Method | Description |
|---|---|
Microscopic count | Manual count using a microscope; does not differentiate live/dead cells. |
Coulter counter/Flow cytometer | Automated; flow cytometer can distinguish live/dead cells with fluorescent tags. |
Viable plate count | Counts colonies from diluted samples; only live cells counted. |
Turbidity | Measures cloudiness with a spectrophotometer. |
Dry weight | Measures mass of dried cells. |
Biochemical activity | Measures metabolic byproducts. |
Microbial Identification
Physical analysis: Staining and microscopy to observe cell morphology.
Biochemical analysis: Uses media to assess metabolic properties.
Genetic methods: Includes PCR, DNA fingerprinting, and electrophoresis for rapid identification.
Basics of Microbial Growth Reduction and Decontamination
Control Strategies
Decontamination: Reduces or removes microbial populations to make objects safe for handling.
Sterilization: Eliminates all microbes, including endospores; required for medical and laboratory equipment.
Disinfection: Reduces microbial numbers; used for surfaces, cosmetics, and external medical equipment.
Physical Control Methods
Temperature
Refrigeration and freezing: Slow microbial growth; used for food preservation.
Autoclaving: Uses steam and pressure to sterilize media and equipment.
Boiling: Reduces microbial numbers but does not eliminate endospores.
Pasteurization: Uses moderate heat to eliminate pathogens in liquids (e.g., milk); does not sterilize.
Dry heat: Incineration or hot-air ovens for sterilization (e.g., heating loops, incinerating waste).
Radiation
Ionizing radiation (gamma rays, X-rays): Damages nucleic acids; sterilizes medical supplies and food.
Non-ionizing radiation (UV): Causes DNA mutations; used for surface disinfection.
Filtration
Removes microbes from liquids or air using filters; HEPA filters remove microbes and allergens from air.
Chemical Control Methods
Germicides
Disinfectants: Used on inanimate objects.
Antiseptics: Used on living tissue.
Microbiocidal: Kill microbes.
Microbiostatic: Inhibit microbial growth.
Tiers of Medical Equipment Decontamination
Critical equipment: Contacts sterile body sites; must be sterilized.

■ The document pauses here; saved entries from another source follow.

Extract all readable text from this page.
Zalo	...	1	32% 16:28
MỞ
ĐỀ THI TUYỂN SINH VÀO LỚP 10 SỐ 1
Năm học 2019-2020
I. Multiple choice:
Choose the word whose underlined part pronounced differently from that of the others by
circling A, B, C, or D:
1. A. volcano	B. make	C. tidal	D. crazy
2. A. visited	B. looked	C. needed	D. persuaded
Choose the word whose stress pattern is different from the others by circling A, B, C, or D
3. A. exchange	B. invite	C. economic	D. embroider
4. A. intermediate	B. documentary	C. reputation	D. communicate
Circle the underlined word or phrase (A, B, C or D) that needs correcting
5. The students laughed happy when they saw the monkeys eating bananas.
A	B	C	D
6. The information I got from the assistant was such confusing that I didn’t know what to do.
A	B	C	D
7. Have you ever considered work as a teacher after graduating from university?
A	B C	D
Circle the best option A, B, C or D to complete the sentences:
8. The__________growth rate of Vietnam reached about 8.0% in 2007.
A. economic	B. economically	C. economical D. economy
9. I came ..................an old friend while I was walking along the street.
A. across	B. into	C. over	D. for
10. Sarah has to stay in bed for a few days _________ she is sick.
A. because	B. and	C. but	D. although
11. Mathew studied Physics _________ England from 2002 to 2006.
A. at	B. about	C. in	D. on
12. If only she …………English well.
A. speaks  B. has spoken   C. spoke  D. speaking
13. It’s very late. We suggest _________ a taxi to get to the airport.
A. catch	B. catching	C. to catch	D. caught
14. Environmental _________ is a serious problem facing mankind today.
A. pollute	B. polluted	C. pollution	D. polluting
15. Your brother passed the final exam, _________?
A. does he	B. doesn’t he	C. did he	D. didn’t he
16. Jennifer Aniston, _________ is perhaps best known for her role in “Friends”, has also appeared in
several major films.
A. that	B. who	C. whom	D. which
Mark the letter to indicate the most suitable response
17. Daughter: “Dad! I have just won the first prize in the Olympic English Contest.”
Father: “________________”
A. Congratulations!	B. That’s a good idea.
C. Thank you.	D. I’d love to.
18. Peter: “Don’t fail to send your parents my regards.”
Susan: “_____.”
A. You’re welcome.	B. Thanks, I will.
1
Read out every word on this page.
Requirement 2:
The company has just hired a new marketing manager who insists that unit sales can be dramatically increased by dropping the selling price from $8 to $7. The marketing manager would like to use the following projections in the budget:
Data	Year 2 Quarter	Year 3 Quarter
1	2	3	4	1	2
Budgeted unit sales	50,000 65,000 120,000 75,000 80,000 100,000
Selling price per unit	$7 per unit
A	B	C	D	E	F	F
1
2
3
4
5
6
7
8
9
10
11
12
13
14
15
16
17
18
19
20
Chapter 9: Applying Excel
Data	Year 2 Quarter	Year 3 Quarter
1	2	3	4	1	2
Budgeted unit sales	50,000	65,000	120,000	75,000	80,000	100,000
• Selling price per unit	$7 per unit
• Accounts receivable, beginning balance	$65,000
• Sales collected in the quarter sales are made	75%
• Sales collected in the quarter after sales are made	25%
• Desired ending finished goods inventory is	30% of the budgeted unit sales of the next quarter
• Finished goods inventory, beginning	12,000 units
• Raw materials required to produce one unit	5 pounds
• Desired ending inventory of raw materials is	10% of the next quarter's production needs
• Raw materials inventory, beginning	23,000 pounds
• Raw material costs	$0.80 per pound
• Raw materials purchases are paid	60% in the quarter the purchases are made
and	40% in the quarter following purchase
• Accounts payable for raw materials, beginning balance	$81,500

Semi-critical equipment: Contacts mucous membranes; should be free of most microbes.
Noncritical equipment: Contacts intact skin; requires less stringent disinfection.
Tiers of Germicides
Low-level: Destroy some bacteria, fungi, and viruses; not endospores.
Intermediate-level: Destroy all bacteria (including M. tuberculosis), fungi, and viruses; not endospores.
High-level: Destroy all microbes and endospores.
Examples of Germicides
Type | Target | Pros | Cons |
|---|---|---|---|
Alcohols | Proteins, membranes | Cheap, fast, used as disinfectant and antiseptic | Flammable, can irritate skin |
Phenols | Proteins, membranes | Effective in organic matter, used in soaps | Leaves residue, toxic at high concentrations |
Aldehydes | Proteins, nucleic acids | Achieves sterility at correct concentrations | Toxic, irritant, leaves residue |
Halogens | Proteins, nucleic acids | Cheap, effective, used in water treatment | Inactivated by organic matter, corrosive |
Peroxygens | Proteins, nucleic acids | Effective at high concentrations, no residue | Inactivated by organic matter |
Ethylene oxide | Proteins, nucleic acids | Sterilizes temperature-sensitive items | Flammable, toxic, expensive, time-consuming |
Selection of Germicides
Consider use, reactivity, concentration, treatment time, type of microbe, presence of organic matter, residue impact, and toxicity.
Special Considerations for Different Microbes
Mycobacterium: Waxy cell walls; require strong disinfectants and airborne control measures.
Endospores: Highly resistant; best eliminated by autoclaving or sporicidal chemicals.
Viruses: Enveloped viruses are sensitive to heat and detergents; naked viruses require chlorine-based agents.
Protozoa: Some life stages are resistant; require filtration, UV, or ozone treatments.
Prions: Infectious proteins; require combined chemical and high-pressure autoclaving for elimination.